Ozons poetischer Film über den pragmatischen Umgang mit dem Anderssein eines Menschen ist nicht nur ein Plädoyer für mehr Toleranz. Ozon gelang mit „Ricky“ auch ein lebendiger Beitrag zur Rückkehr des Phantastischen in eine realismusfixierte Kinolandschaft, die zumindest in Frankreich vornehmlich graue Sozialdramen hervorbringt. Als gäbe es ein ungeschriebenes moralisches Gesetz, dass Kinofilme in Zeiten von Sozialabbau und Globalisierung nur noch wirklichkeitsgetreu umgesetzt werden dürfen. Der Film „Ricky“ zeigt, dass Phantasie nicht dem Fantasy-Genre überlassen werden muss, sondern auch unter konfliktreichen Stoffen ihren Platz haben kann. Der Film hat einen Bären verdient. Der harten politischen Realität stellt sich Hans-Christian Schmid in seinem deutschen Wettbewerbsbeitrag „Storm“. Schauplatz ist ein Gerichtsverfahren beim UN-Kriegsverbrechertribunal in Den Haag, wo die ehrgeizige Anklägerin Hannah Maynard (Kerry Fox) den serbischen Kriegsverbrecher Goran Duric (Drazen Kühn) unbedingt hinter Gitter bringen will. Leider sind die Aussagen ihres Kronzeugen nicht glaubwürdig, und so droht das ganze Verfahren zu platzen. Als Maynard dem Zeugen deswegen schwere Vorwürfe macht, erhängt sich dieser. Es bleiben nur wenige Tage, um neue Beweise aufzutreiben, um den Täter endgültig zu überführen. Die Juristin reist nach Bosnien, wird dort bei ihren Ermittlungen von alten Kadern mit neuer Macht massiv behindert und bedroht. Ihr gelingt es jedoch, die Schwester des toten Zeugen, Mira Arent (Anamaria Marinca), zu einer Aussage in Den Haag zu bewegen. Es stellt sich heraus, dass sie und nicht ihr Bruder das Opfer war: Unter der Aufsicht und dem Befehl Durics wurde sie in einem Hotel mit anderen Frauen gefangen gehalten und von Soldaten vergewaltigt.
Doch plötzlich kommen übergeordnete politische Interessen der UN-Diplomatie ins Spiel, in Gestalt des UN-Politikers Jonas Dahlberg (Rolf Lassgard). Mira soll das Vergewaltigungsdelikt im Prozess besser nicht erwähnen, weil das Verfahren bald zu einem politischen Ende kommen muss. Duric wird nämlich in seiner Heimat als ein Kriegsheld verehrt, der zu Unrecht im Gefängnis sitzt, und hat sich zu Wahlen aufstellen lassen. Sein Erfolg gilt als sicher, wer möchte es sich da schon mit einem Staatsmann von morgen in einem instabilen System verscherzen? Geostrategische Anliegen stehen hier gegen moralische Ansprüche, in diesem Spannungsfeld bewegt sich der beeindruckende Film. Dass sich am Ende doch noch die Zivilcourage der Frauen gegen die politische Räson durchsetzt und Duric verurteilt wird, ist ein kleines Gran Hoffnung, wie sie im Kino ihren berechtigten Platz hat.

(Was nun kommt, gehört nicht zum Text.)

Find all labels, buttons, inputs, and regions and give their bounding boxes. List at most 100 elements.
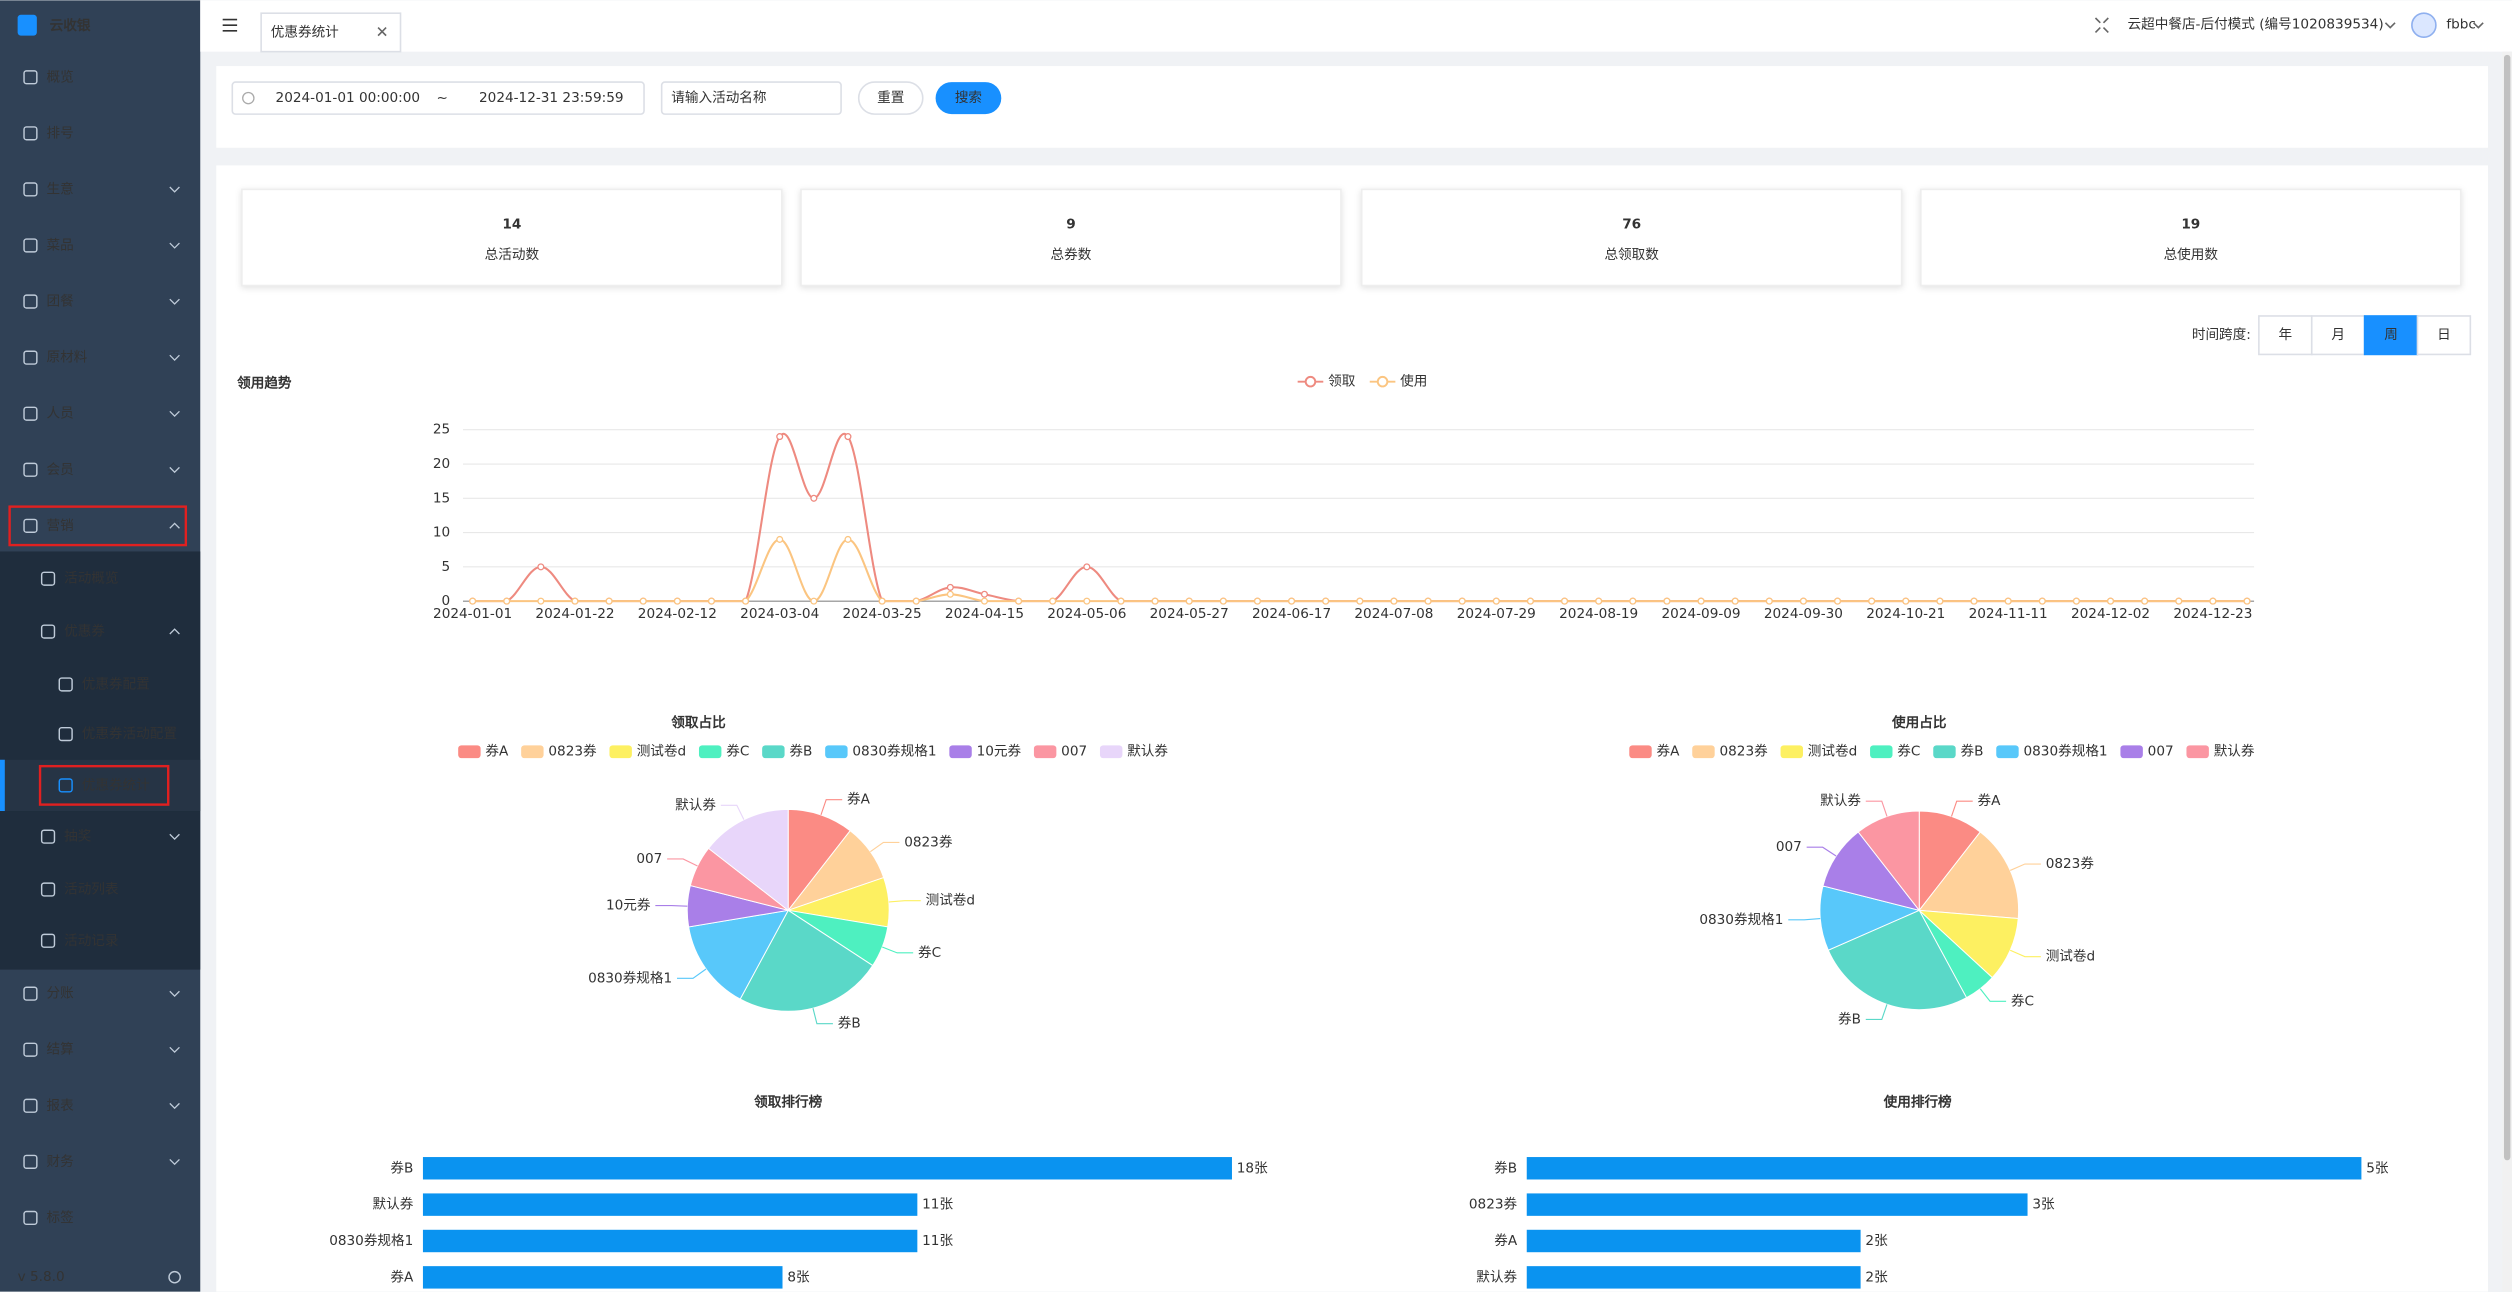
x-tick-label: 2024-01-01: [433, 606, 512, 622]
menu-item[interactable]: 标签: [46, 1209, 74, 1226]
menu-item[interactable]: 概览: [46, 69, 73, 85]
time-span-option[interactable]: [2363, 315, 2419, 356]
pie-slice[interactable]: [688, 909, 790, 1000]
y-category-label: 券B: [390, 1160, 413, 1176]
slice-label: 007: [636, 851, 662, 867]
point-marker: [844, 433, 852, 441]
menu-item[interactable]: 优惠券活动配置: [82, 726, 177, 742]
x-tick-label: 2024-05-27: [1150, 606, 1229, 622]
bar[interactable]: [1526, 1157, 2362, 1180]
reset-label[interactable]: 重置: [877, 90, 904, 106]
fullscreen-icon[interactable]: [2094, 17, 2109, 33]
menu-item[interactable]: 活动记录: [64, 933, 118, 949]
bar[interactable]: [1526, 1229, 1861, 1253]
bar[interactable]: [422, 1229, 918, 1253]
user-chevron[interactable]: [2472, 22, 2484, 29]
legend-label: 0830券规格1: [852, 744, 936, 760]
menu-item[interactable]: 优惠券: [64, 624, 105, 640]
tab[interactable]: [260, 12, 402, 53]
x-tick-label: 2024-07-29: [1457, 606, 1536, 622]
value-label: 11张: [922, 1197, 953, 1213]
menu-item[interactable]: 活动列表: [64, 882, 119, 898]
chart-title: 领取排行榜: [754, 1094, 822, 1111]
menu-icon: [23, 1210, 38, 1226]
search-label[interactable]: 搜索: [955, 90, 982, 106]
menu-item[interactable]: 财务: [46, 1154, 74, 1170]
menu-item[interactable]: 原材料: [46, 350, 87, 366]
menu-toggle[interactable]: [222, 18, 238, 32]
point-marker: [2243, 597, 2251, 605]
legend-label: 券A: [1657, 744, 1681, 760]
time-span-text[interactable]: 月: [2331, 327, 2345, 343]
time-span-text[interactable]: 日: [2437, 327, 2451, 343]
scrollbar-thumb[interactable]: [2503, 54, 2511, 1161]
pie-slice[interactable]: [707, 808, 789, 912]
menu-item[interactable]: 团餐: [46, 294, 74, 310]
x-tick-label: 2024-01-22: [535, 606, 614, 622]
legend-marker: [1304, 375, 1317, 388]
menu-icon: [23, 238, 38, 253]
menu-item[interactable]: 活动概览: [64, 571, 118, 587]
menu-item[interactable]: 优惠券统计: [82, 777, 150, 793]
legend-label: 使用: [1400, 373, 1427, 390]
tab-close[interactable]: [377, 27, 387, 37]
menu-item[interactable]: 菜品: [46, 237, 73, 253]
bar[interactable]: [1526, 1193, 2028, 1216]
time-span-label: 时间跨度:: [2192, 327, 2251, 343]
settings-icon[interactable]: [168, 1270, 181, 1284]
time-span-text[interactable]: 周: [2384, 327, 2398, 343]
menu-chevron: [169, 298, 180, 305]
legend-swatch: [1996, 745, 2019, 759]
menu-item[interactable]: 会员: [46, 462, 73, 478]
value-label: 2张: [1865, 1233, 1888, 1249]
menu-icon: [23, 462, 38, 477]
date-range[interactable]: [231, 81, 645, 115]
x-tick-label: 2024-12-02: [2071, 606, 2150, 622]
point-marker: [2004, 597, 2012, 605]
menu-item[interactable]: 营销: [46, 518, 73, 534]
stat-value: 14: [502, 217, 521, 233]
user-name: fbbc: [2446, 16, 2476, 32]
store-chevron[interactable]: [2384, 22, 2396, 29]
y-tick-label: 20: [433, 456, 450, 472]
time-span-option[interactable]: [2416, 315, 2472, 356]
name-input[interactable]: [660, 81, 842, 115]
menu-item[interactable]: 优惠券配置: [82, 676, 150, 692]
point-marker: [1185, 597, 1193, 605]
point-marker: [537, 597, 545, 605]
point-marker: [571, 597, 579, 605]
time-span-text[interactable]: 年: [2278, 327, 2292, 343]
menu-item[interactable]: 分账: [46, 986, 74, 1002]
menu-item[interactable]: 排号: [46, 125, 73, 141]
menu-icon: [23, 1154, 38, 1169]
menu-chevron: [169, 833, 180, 840]
store-name: 云超中餐店-后付模式 (编号1020839534): [2128, 16, 2384, 32]
point-marker: [946, 590, 954, 598]
menu-item[interactable]: 人员: [46, 406, 73, 422]
menu-icon: [40, 829, 56, 844]
menu-chevron: [169, 186, 180, 193]
legend-label: 007: [2148, 744, 2174, 760]
menu-item[interactable]: 抽奖: [64, 828, 92, 845]
search-button[interactable]: [935, 82, 1002, 115]
bar[interactable]: [1526, 1266, 1861, 1289]
reset-button[interactable]: [857, 81, 924, 115]
menu-icon: [23, 1042, 38, 1057]
menu-icon: [58, 726, 73, 742]
time-span-option[interactable]: [2258, 315, 2313, 356]
leader-line: [1806, 846, 1837, 857]
bar[interactable]: [422, 1157, 1232, 1180]
bar[interactable]: [422, 1266, 783, 1289]
legend-swatch: [1099, 745, 1123, 759]
bar[interactable]: [422, 1193, 918, 1216]
menu-item[interactable]: 结算: [46, 1042, 73, 1058]
time-span-option[interactable]: [2310, 315, 2366, 356]
menu-item[interactable]: 生意: [46, 180, 73, 197]
point-marker: [1015, 597, 1023, 605]
pie-slice[interactable]: [1857, 810, 1920, 912]
menu-item[interactable]: 报表: [46, 1098, 74, 1114]
avatar[interactable]: [2411, 12, 2437, 39]
slice-label: 0830券规格1: [588, 970, 672, 986]
start-date: 2024-01-01 00:00:00: [276, 90, 421, 106]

Die beeindruckendsten Filme dieser Berlinale widmen sich einem weltumspannenden Konflikt und dessen Auswirkung auf die sogenannten kleine Leute. Doch mit Moral allein ist es heute nicht mehr getan. Das Bestreben, ein guter Mensch zu sein, heißt noch lange nicht, eine gute Tat hervorzubringen. Am anderen Ende der Welt kann ein hehres Motiv verheerende Folgen haben. Der umstrittene schwedisch-deutsche Film „Mammoth“ erzählt die Geschichte der erfolgsverwöhnten New Yorker Eheleute Leon und Ellen. Sie engagieren die philippinische Nanny Gloria, die sich aufopfernd um die Tochter des Hauses kümmert, ihre beiden Söhne aber in ihrer Heimat zurücklassen musste, um ihnen später eine bessere Zukunft bieten zu können. Erst ein Sexualverbrechen an einem ihrer Söhne bewegt Gloria zur plötzlichen Heimkehr und zeigt, in welche Konflikte wir geraten können, wenn wir moralisch handeln wollen.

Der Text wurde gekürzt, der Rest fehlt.